GÜNCEL EGE YEREL YÖNETİMLER EKONOMİ POLİTİKA SPOR RÖPORTAJLAR YAZAR CAFE FOTO GALERİ VİDEO GALERİ
Tayfun MARO
YAZARLAR
25 Mayıs 2020 Pazartesi

Tatilim ne olacak!

Sadece bir çağ, 500 yıllık tarihsel bir sistem olarak kapitalizm değil; beraberinde, kurduğumuz 10 bin yıllık uygarlık da tarih sahnesinden çekiliyor olabilir.

Önce, sınırlarını çizerek mülk edindiğimiz toprak parçalarını ektik, biçtik ve biriktirdik; sonra, biriktirdiklerimizi takas ettik. Piyasa böylece oluştu. Piyasa oluşunca kolaylıklar birbirinin peşi sıra gelmeye başladı; değerin maddi temsili olarak para ortaya çıktı. Ve insanlık yürüdü gitti… Para kazanmaya odaklı medeni hayatın değerler sisteminde, herşey alınır, satılır, kar edilir. Para en yüce değerdir.

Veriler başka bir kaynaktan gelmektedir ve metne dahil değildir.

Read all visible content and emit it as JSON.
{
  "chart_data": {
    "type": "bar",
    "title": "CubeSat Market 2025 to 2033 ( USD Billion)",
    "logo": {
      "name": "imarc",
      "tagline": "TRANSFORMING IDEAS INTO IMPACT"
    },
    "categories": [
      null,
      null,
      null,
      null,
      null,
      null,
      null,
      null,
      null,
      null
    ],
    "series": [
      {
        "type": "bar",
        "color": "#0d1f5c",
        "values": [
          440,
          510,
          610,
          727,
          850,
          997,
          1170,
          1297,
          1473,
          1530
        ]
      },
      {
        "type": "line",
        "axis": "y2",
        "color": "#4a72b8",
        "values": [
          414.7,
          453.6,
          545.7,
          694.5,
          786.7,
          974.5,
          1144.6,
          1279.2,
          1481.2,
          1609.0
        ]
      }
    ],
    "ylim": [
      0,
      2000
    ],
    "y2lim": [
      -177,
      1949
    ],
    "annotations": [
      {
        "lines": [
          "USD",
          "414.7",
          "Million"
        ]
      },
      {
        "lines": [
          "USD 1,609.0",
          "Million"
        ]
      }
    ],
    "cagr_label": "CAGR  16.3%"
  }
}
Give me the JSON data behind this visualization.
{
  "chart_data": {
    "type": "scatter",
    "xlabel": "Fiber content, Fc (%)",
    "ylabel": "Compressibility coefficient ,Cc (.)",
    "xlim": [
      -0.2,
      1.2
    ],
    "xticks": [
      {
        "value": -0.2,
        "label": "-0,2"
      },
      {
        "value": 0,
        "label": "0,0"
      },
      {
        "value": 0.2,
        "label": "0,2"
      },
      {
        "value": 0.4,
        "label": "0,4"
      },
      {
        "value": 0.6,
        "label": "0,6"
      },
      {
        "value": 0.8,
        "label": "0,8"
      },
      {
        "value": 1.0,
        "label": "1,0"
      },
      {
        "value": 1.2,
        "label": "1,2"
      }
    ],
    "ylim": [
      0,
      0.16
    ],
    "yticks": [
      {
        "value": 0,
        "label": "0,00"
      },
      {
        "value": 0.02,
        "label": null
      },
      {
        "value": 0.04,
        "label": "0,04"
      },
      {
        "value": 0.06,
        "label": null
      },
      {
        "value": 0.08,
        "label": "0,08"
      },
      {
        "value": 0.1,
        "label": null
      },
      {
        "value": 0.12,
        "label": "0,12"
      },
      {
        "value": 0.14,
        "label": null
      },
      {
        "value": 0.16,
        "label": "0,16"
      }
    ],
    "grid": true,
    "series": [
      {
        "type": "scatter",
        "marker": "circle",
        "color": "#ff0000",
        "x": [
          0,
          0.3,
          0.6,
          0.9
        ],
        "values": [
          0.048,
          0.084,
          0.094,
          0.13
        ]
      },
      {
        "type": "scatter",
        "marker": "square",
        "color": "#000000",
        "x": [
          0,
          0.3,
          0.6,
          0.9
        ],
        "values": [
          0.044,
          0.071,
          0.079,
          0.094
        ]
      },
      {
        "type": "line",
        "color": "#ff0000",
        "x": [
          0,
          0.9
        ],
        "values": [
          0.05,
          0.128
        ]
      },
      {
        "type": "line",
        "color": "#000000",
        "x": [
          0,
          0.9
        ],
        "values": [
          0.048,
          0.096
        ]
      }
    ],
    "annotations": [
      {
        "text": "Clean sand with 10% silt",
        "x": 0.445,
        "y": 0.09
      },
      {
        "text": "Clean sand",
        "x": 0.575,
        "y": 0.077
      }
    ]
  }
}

İşte bu rezil hayat artık ayakta duramıyor. Ne var ki çöküş alametleri ortaya çıktığından beri olan bitenler karşısında idrak sorunu yaşayan endişeli modernler, değişime direniyor.

Çöken feodalitenin son temsilcileri soyluların, kasabalı serflerden oluşan ilk beratlı kentlilerin ortaya çıkışını izleyen burjuvazinin yükselişine verdikleri kimi zaman trajik kimi zaman komik tepkiler, sanatta ve edebiyatta büyük eserlerin yaratıcılarına ilham kaynağı oldu.

Öyle ki, günümüz dünyasında yaşanan değişim ve giderek görünür hale gelen çöküş karşısında verilen tepkiler, Shakespeare’in eserlerini, Cervantes’in Don Quijote’sini, Gonçarov’un yarattığı ölümsüz karakter Oblomov’u akla getiriyor.

Roman zaten genel olarak “şehrin ve piyasaya düşen hayatın” uzun soluklu anlatımı olmakla birlikte, Shakespeare ve Cervantes tam olarak değişimin, o allak bullak oluşun orta yerinden yazdılar. Kapitalizmin doğuşunun güncesi gibi…

Modernite ve Aydınlanma kültürüyle hemhal sanayi toplumu, yatay topum ve modern ötesi dijital kültürün yarattığı belirsizlikte dağılıyor. Verilen tepkilerde ortaya çıkan “absürd” manzaralar, dağılışın karinesidir.

Sanayi devrimi ile dijital devrim arasında gerilip kalan insanlık bir çağdan bir çağa yol alırken, tam da olması beklendiği gibi, geçmişi veya geleceği referans alarak bölündü.

Geleceği referans alanlar, ağırlıklı olarak yatay toplumun genç kuşaklarıdır.

Geçmişi referans alanlar, alışkanlıkların, ellerinden alınanların, rutin hayatlarının peşinde olup daha ziyade hali vakti yerinde küçük burjuvalar ve zenginlerdir.

Belli ki direnecekler… Tatile gitmek isteyecekler, alışverişe yapmak isteyecekler, özel mekânlarda zaman geçirmek isteyecekler, dar gruplarında “dolce vita” günlerini arayacaklar, bilumum “özgürlüklerini” kullanmak isteyecekler…

Aslında “özgürlük” dedikleri “serbesti” olup, sistem tarafından ön görülmüş tüketime dayalı hareket alanlarıdır. Sistem varsa özgürlük olmaz, özgürlüklerden vazgeçiş olur.

Kapitalist sistem yolun sonuna geldi; Sistemin ne işsiz bıraktıklarına iş verecek, ne yoksullukla mücadele edecek, ne de açları doyuracak takati kalmıştır. Sistem çöküyor.

Yeni bir Dünya kuruluyor. İnsanlık ağır bedeller ödeyecek ve yeni bir çağın kapıları aralanacak.

Ve bir kere daha, insanlığın yaşadığı büyük trajedilerin kışkırttığı yaratıcılık harekete geçecek.

“Tatilim ne olacak!” diye yakınanlar ise sadece ve sadece yeni zamanların gericileridir.